Faustina Obeng Adomaa is a Ghanaian, and PhD candidate of the Knowledge, Technology and Innovation Group, Wageningen University, Netherlands. She is a critical geographer whose work is at the intersection of micro level agrarian changes and livelihoods and broad social relations and economic structures. She is particularly interested in the politics of global agriculture value/commodity chains and its ramifications on local livelihoods in terms of land, labour, food security, inequalities and gender. Faustina holds a Bachelor and Master of Philosophy degrees in Geography and Resource Development from University of Ghana specialising in agricultural commodity chains and production networks.

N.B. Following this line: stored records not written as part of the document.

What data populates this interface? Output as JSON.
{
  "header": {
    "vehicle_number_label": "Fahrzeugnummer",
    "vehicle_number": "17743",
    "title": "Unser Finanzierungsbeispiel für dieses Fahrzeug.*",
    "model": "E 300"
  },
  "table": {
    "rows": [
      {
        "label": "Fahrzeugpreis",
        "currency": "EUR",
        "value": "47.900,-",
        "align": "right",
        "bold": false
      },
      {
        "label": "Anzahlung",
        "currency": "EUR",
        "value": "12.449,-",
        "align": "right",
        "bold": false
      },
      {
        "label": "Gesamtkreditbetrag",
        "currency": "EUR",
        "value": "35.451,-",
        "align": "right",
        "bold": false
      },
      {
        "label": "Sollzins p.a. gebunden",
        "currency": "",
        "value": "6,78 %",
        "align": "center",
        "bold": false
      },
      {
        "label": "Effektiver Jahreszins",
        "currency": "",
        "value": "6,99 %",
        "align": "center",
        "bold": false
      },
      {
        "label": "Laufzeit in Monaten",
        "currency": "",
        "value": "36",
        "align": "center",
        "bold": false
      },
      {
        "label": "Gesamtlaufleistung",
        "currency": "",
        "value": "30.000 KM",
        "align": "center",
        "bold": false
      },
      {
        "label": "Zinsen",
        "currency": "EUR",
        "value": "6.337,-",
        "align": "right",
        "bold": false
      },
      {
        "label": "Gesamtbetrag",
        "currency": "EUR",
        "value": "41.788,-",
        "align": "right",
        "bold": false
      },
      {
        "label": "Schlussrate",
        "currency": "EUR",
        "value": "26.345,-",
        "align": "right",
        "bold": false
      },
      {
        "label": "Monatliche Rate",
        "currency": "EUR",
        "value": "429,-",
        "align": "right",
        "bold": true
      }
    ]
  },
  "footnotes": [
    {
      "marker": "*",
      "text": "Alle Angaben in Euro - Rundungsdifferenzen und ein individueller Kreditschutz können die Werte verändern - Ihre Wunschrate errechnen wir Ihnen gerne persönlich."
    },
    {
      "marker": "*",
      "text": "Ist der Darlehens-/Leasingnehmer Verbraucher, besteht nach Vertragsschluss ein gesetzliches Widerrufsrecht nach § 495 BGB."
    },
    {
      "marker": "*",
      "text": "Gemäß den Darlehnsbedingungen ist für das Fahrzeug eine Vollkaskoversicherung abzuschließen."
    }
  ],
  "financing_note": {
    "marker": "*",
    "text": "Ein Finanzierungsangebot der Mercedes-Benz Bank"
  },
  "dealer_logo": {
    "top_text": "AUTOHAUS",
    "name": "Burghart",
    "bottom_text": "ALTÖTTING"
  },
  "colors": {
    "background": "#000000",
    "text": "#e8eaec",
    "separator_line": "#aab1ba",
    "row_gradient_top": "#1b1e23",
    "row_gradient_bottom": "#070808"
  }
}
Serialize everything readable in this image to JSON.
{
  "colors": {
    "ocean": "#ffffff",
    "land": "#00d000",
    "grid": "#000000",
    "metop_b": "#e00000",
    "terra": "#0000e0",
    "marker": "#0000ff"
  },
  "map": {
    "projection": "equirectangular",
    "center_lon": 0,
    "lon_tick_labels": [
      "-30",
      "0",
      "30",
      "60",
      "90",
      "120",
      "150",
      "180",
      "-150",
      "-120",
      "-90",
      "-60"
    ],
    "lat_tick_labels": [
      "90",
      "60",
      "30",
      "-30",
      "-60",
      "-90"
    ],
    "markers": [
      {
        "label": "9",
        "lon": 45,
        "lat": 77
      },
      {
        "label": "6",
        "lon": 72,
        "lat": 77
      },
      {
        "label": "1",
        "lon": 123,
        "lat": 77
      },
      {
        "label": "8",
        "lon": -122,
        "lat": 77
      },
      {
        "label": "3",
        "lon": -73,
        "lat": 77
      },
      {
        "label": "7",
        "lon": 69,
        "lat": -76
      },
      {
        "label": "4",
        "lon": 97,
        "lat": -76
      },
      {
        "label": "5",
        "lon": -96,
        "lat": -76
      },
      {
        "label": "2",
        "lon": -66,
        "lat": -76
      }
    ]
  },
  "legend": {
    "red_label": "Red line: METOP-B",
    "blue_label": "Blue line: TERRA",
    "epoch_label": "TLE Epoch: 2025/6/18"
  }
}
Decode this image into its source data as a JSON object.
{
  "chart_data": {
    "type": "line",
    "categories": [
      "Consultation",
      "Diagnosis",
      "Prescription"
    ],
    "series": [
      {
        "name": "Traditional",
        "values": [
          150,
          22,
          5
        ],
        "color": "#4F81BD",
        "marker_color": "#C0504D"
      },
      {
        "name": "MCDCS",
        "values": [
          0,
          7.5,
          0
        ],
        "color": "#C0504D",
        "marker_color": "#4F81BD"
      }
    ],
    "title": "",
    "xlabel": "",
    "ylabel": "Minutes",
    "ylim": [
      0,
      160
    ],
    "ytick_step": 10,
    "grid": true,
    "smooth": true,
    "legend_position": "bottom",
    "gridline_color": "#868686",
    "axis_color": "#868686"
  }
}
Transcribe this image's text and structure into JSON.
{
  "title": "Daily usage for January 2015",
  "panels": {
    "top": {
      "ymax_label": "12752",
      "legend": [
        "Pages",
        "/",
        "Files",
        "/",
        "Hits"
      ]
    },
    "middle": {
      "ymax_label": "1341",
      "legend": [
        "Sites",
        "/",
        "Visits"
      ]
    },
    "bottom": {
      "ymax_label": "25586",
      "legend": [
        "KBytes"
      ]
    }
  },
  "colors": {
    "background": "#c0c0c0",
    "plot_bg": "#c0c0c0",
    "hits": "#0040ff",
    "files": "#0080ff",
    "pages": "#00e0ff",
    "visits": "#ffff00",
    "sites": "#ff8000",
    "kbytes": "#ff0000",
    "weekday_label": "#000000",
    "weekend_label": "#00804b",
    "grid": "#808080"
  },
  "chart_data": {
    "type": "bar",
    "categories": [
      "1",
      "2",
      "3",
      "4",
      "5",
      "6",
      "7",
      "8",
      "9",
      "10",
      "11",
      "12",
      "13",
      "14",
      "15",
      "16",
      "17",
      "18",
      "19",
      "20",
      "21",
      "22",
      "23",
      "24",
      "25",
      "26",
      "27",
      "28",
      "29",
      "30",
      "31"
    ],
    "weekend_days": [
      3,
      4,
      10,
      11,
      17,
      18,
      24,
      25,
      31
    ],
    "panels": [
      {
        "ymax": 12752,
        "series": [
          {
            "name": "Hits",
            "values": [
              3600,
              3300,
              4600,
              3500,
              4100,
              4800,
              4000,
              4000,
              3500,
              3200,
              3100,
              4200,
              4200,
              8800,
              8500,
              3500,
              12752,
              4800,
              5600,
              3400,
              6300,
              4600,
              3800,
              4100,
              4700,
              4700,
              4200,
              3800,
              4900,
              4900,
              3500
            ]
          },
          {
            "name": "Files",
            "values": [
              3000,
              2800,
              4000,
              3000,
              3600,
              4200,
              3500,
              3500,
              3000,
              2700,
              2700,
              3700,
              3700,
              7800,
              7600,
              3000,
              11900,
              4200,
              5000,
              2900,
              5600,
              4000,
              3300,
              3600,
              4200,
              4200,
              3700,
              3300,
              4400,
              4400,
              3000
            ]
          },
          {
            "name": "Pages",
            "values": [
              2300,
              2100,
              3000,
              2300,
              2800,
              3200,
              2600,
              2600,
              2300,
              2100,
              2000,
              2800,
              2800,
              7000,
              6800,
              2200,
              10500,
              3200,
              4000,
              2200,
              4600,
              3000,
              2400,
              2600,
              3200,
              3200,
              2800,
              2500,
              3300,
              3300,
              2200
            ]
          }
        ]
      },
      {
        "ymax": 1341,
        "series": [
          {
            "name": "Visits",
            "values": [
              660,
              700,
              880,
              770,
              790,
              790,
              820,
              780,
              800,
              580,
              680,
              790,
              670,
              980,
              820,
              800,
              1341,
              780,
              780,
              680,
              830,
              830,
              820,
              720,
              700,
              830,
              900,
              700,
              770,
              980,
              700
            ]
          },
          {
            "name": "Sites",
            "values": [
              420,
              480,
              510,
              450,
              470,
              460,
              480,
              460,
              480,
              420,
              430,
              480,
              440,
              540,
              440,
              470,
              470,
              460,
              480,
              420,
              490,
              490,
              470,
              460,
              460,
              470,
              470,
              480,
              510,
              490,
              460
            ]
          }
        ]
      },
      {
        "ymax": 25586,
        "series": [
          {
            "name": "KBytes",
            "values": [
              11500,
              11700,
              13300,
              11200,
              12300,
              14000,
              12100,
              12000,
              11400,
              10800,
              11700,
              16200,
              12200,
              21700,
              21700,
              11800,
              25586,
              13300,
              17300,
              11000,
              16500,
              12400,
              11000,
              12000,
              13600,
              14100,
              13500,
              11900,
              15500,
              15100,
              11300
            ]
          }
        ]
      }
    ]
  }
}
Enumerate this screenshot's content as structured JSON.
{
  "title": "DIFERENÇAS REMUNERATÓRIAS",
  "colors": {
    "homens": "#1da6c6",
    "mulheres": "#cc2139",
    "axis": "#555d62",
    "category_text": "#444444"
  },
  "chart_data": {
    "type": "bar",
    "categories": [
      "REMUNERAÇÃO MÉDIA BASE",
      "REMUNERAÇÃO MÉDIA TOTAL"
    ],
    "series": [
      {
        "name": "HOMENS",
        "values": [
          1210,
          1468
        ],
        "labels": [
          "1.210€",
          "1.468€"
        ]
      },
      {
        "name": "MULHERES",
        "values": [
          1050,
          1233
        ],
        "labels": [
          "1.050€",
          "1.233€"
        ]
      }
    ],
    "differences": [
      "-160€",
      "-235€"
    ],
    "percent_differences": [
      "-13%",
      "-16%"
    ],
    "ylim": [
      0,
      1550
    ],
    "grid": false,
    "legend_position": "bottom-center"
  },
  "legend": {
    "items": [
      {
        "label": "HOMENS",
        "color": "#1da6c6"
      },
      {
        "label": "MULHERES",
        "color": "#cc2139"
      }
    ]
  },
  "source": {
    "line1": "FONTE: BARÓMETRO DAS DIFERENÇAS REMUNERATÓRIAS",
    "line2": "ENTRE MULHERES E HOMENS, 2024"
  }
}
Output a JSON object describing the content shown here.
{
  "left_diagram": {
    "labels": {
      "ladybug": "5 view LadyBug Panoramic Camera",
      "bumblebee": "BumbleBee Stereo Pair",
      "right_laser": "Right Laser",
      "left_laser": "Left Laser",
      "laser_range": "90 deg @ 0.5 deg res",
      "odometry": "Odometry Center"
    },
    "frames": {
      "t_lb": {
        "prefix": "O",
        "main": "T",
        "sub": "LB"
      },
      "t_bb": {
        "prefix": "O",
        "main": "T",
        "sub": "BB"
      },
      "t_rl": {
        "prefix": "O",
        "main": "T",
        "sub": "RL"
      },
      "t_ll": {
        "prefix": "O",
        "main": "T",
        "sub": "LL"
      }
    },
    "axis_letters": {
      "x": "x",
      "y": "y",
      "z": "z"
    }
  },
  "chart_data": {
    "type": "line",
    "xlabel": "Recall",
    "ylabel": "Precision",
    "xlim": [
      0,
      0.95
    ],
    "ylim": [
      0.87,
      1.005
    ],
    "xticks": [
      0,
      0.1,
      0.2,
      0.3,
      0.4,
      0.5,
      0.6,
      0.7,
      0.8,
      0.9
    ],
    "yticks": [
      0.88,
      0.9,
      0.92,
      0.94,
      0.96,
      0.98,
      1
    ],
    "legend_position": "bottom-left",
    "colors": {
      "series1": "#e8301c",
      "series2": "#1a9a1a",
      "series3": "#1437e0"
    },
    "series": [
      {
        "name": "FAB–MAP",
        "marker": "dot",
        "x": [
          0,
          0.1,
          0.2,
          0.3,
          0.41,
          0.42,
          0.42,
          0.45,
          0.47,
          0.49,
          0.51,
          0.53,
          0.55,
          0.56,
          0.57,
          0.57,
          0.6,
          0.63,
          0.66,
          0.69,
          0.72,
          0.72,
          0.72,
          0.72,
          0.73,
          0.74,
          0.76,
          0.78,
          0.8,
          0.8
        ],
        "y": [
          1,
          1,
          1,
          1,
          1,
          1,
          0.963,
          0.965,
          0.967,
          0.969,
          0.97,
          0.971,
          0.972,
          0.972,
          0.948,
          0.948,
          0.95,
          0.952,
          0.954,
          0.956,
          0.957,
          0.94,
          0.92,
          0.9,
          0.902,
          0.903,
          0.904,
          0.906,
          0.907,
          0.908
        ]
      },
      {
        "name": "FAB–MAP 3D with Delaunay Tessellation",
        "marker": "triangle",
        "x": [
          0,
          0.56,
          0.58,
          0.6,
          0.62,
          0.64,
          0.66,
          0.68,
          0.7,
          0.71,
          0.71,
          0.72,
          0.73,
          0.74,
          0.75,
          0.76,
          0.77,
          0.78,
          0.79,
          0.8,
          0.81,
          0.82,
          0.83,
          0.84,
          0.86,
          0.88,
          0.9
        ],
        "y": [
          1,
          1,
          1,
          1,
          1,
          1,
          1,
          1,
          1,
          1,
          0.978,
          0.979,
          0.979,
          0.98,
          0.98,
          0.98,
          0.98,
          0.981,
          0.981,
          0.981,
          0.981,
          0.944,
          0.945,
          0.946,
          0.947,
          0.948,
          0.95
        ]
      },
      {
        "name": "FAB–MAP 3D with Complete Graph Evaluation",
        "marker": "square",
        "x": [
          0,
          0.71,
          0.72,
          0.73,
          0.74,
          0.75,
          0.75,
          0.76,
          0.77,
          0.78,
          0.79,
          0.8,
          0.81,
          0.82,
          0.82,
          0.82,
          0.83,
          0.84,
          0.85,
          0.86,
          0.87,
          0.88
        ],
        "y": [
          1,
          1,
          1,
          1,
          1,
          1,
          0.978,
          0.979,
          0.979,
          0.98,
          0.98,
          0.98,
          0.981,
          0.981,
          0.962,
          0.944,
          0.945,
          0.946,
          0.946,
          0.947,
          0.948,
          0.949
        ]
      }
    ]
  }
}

Reconfiguring the role of middlemen in commodity chains: Thinking beyond the dominant elimination narrative
Critical value/commodity chain discourse highlights how credit relations between middlemen/intermediaries and small producers leave producers poorer and engender their indebtedness. Calls to reduce producer poverty and indebtedness have resulted in movements to shorten value/commodity chains and eliminate middlemen. Dominant eliminatory narratives, however, focus on specific unfavourable activities of middlemen, and give less attention to broad company-middleman-producer relationship within which the practice of intermediation as a living entirety constructs a social relation between middlemen and producers. Focusing on unfavourable activities of middlemen simplifies their paradoxical role and shrouds critical nuances that can inform alternative perspectives. This paper constructs empirical manifestations of the paradoxical position of middlemen through the lens of cocoa purchasing clerks in Ghana who sit uneasily between producers and buying companies. The paper argues that these middlemen fill a vital gap in the chain and their relationship with producers is an intricate social relation with vulnerabilities and risks management. Middlemen absorb the hidden costs of companies’ operation, as well as fill the inevitable role of credit provision for many producers unable to earn living income from cocoa production. Middleman-producer credit relation is key to social reproduction of producers, but also engenders their persistent indebtedness. This credit/debt relation is a manifestation of the chain’s inability to reduce poverty among its smallholders and its unwillingness to integrate formal credit schemes in the chain. Solving persistent producer indebtedness, therefore, lies beyond simply eliminating middlemen. The paper sketches alternative outlooks on reconfiguring the role of middlemen in commodity chains for policy consideration.